Global warming is putting wine under threat

Alice Sholl
Contributor
Imagine working outdoors at 36C [Photo: Pexels]

We can’t ignore global warming any longer.

Particularly wine lovers, as recent analysis has revealed that it’s threatening wine production.

Increased temperatures in the Mediterranean – which from your holidays, you can probably guess was already rather warm – is becoming too hot for workers to work productively in.

Because, as you can imagine, picking grapes all day in the blistering heat isn’t easy.

Could this soon be a thing of the past? [Photo: Pexels]

Researchers analysed productivity levels of grape pickers in Cyprus, following them at different times of year to see if temperature changed things.

And when in summer, temperatures spiked at 36C, a labour loss of up to 27% was recorded.

The researchers put this down to increased exertion on workers’ cardiovascular and metabolic systems. Ouch.

And there’s the matter of working safely, too – in hotter months, workers were able to be out there in the fields 15% less as they needed more irregular and unplanned breaks.

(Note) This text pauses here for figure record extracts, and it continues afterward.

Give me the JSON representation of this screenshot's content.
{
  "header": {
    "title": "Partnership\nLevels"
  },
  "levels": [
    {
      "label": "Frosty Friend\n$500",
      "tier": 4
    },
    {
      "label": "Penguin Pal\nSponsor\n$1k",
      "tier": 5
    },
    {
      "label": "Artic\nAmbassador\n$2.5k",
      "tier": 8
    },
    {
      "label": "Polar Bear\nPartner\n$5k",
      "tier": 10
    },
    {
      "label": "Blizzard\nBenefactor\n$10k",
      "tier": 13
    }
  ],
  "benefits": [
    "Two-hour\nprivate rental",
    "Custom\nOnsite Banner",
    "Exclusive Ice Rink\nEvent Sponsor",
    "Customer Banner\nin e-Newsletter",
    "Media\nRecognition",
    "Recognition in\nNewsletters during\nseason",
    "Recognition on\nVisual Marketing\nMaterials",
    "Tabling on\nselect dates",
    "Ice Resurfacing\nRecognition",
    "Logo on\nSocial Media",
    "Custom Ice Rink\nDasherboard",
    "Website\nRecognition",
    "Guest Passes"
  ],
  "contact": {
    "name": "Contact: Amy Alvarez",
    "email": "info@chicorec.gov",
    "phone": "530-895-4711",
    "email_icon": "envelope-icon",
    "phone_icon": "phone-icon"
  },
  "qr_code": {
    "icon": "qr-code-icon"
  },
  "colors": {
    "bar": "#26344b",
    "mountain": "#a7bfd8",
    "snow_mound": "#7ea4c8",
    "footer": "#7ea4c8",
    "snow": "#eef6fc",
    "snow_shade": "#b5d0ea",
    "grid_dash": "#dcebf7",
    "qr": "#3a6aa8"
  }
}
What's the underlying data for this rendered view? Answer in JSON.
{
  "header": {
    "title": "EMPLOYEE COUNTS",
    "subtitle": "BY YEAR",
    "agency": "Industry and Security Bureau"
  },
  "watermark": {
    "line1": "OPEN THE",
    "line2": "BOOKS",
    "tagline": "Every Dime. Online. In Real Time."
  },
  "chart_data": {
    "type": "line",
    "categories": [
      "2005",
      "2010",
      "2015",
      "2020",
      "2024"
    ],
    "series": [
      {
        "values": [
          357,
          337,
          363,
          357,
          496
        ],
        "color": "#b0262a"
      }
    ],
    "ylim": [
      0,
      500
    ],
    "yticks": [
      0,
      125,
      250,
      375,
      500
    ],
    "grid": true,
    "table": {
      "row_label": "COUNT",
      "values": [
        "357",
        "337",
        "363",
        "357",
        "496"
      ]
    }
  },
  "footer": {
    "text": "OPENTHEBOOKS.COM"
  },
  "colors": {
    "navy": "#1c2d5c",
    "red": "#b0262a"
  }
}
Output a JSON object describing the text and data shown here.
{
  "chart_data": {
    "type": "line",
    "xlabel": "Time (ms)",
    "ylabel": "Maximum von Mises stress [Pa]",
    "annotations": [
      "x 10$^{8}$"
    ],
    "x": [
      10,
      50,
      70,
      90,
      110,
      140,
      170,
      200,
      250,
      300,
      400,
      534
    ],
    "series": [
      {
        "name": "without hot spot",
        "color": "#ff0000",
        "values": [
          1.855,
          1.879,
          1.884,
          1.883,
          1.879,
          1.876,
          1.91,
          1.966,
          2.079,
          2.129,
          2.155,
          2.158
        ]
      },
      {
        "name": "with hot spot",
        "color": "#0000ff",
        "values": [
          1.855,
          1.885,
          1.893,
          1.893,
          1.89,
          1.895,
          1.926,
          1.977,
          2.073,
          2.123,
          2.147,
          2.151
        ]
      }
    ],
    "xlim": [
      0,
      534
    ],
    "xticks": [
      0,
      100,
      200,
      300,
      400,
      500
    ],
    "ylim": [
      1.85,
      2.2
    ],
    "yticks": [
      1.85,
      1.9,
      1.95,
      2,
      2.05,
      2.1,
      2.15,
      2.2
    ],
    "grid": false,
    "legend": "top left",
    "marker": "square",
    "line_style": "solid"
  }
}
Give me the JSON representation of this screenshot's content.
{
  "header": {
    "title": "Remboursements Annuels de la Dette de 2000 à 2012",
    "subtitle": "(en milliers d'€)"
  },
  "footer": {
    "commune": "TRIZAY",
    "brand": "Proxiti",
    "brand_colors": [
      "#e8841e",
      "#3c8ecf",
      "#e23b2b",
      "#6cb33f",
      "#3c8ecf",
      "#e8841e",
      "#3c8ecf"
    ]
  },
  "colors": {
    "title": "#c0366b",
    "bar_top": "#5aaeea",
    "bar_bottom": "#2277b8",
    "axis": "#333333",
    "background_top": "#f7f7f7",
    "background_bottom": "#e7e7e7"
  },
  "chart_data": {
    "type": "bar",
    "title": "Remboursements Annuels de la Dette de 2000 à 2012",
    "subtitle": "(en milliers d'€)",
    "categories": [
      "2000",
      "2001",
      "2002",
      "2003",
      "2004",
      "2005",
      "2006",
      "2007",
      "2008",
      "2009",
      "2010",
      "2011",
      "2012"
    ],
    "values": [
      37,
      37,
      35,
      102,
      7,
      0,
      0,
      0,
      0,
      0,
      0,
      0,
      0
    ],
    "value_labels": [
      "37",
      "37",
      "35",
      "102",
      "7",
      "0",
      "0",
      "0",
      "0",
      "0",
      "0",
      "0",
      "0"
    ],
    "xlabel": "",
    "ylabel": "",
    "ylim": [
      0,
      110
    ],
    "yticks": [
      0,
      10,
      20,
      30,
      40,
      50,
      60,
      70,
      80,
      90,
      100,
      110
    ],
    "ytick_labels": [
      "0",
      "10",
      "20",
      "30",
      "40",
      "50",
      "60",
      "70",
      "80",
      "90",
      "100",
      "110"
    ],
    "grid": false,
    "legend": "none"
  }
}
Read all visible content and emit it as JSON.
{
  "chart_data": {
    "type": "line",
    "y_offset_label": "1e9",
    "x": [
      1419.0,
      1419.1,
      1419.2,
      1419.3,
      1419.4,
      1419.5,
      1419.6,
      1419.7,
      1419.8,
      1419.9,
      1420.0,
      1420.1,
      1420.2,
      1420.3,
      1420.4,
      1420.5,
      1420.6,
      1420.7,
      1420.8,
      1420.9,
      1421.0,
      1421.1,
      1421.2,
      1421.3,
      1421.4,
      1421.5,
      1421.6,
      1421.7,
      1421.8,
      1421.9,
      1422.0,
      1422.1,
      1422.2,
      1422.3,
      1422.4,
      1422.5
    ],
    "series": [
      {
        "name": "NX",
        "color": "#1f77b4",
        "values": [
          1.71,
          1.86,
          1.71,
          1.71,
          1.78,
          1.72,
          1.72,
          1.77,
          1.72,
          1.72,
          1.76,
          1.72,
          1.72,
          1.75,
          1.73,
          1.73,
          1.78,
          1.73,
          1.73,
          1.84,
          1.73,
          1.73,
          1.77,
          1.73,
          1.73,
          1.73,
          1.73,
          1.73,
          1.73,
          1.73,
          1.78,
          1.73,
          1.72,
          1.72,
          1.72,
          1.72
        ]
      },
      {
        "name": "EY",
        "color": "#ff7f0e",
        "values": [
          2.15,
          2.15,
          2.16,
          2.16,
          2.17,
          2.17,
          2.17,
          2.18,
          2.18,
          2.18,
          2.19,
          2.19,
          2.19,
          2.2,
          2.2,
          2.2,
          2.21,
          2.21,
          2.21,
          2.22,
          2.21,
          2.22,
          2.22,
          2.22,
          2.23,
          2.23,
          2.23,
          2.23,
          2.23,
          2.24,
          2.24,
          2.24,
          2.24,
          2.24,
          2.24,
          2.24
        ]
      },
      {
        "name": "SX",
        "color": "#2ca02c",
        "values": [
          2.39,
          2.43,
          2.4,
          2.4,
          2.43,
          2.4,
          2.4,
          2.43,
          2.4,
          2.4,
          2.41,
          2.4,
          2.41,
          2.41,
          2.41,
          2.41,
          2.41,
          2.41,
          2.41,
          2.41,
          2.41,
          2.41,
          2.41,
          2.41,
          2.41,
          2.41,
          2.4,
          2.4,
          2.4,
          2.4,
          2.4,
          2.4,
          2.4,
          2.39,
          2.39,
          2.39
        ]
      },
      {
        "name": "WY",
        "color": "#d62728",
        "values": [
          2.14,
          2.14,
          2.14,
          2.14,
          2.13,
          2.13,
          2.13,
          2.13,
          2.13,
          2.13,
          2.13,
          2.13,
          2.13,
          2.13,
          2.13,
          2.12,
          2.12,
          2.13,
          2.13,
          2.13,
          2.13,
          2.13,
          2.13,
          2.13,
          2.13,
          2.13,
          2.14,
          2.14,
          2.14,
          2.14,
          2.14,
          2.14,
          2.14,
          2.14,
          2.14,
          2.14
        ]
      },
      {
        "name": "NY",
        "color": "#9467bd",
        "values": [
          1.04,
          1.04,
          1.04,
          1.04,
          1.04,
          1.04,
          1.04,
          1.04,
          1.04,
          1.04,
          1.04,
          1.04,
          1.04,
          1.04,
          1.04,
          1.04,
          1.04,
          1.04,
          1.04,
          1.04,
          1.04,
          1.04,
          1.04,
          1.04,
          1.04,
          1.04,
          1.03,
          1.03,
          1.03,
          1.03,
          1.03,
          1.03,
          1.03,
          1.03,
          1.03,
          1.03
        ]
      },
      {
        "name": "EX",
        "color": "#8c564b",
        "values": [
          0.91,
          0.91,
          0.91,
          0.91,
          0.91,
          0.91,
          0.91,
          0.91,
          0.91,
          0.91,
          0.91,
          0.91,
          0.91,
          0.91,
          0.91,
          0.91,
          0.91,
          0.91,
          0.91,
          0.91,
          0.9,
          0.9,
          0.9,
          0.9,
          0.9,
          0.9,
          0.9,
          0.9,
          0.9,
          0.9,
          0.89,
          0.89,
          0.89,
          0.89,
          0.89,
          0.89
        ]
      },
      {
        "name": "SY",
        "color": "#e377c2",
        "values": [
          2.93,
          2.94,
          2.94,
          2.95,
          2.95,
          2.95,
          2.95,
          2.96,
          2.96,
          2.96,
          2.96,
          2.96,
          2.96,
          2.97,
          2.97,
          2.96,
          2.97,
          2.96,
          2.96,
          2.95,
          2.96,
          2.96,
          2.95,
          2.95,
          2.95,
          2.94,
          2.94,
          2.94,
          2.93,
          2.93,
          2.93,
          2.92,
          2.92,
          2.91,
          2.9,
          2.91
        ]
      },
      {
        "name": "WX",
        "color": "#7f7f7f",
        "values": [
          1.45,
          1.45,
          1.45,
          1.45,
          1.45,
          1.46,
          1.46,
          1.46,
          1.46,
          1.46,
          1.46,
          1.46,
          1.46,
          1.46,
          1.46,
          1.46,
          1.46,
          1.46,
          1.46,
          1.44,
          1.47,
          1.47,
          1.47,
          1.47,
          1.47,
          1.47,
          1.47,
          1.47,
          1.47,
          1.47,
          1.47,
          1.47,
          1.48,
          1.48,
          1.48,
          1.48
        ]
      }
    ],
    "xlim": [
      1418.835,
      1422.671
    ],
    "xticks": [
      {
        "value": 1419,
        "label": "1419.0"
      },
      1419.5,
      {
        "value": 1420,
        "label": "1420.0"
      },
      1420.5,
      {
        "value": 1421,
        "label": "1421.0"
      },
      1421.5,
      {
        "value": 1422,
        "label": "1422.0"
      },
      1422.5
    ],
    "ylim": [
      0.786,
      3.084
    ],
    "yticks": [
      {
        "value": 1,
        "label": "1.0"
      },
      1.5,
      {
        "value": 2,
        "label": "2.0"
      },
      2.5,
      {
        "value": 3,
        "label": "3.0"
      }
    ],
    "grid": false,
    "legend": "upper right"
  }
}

Perhaps wine and the sun aren’t such a great mix after all [Photo: Pexels]

So increasing temperatures thanks to climate change will hardly be doing the industry any good – and could result in huge losses globally.

“Given the increase in environmental temperature during the past five millennia in regions such as the Mediterranean, the workers who currently pick the grapes carry out their jobs under adverse environmental conditions,” the study reads.

A lot of work goes into these glasses [Photo: Pexels]

“In Cyprus, for instance, the mean maximum temperature in August (the main part of the harvest season) is around 36C.

“These working conditions would be considered a heat-wave in Central European countries such as Germany.

Considering many of us wouldn’t even sunbathe in temperatures as high as 36C, imagine doing hard labour in that heat.

Which makes having to miss out on our favourite glass of Merlot a little easier to handle.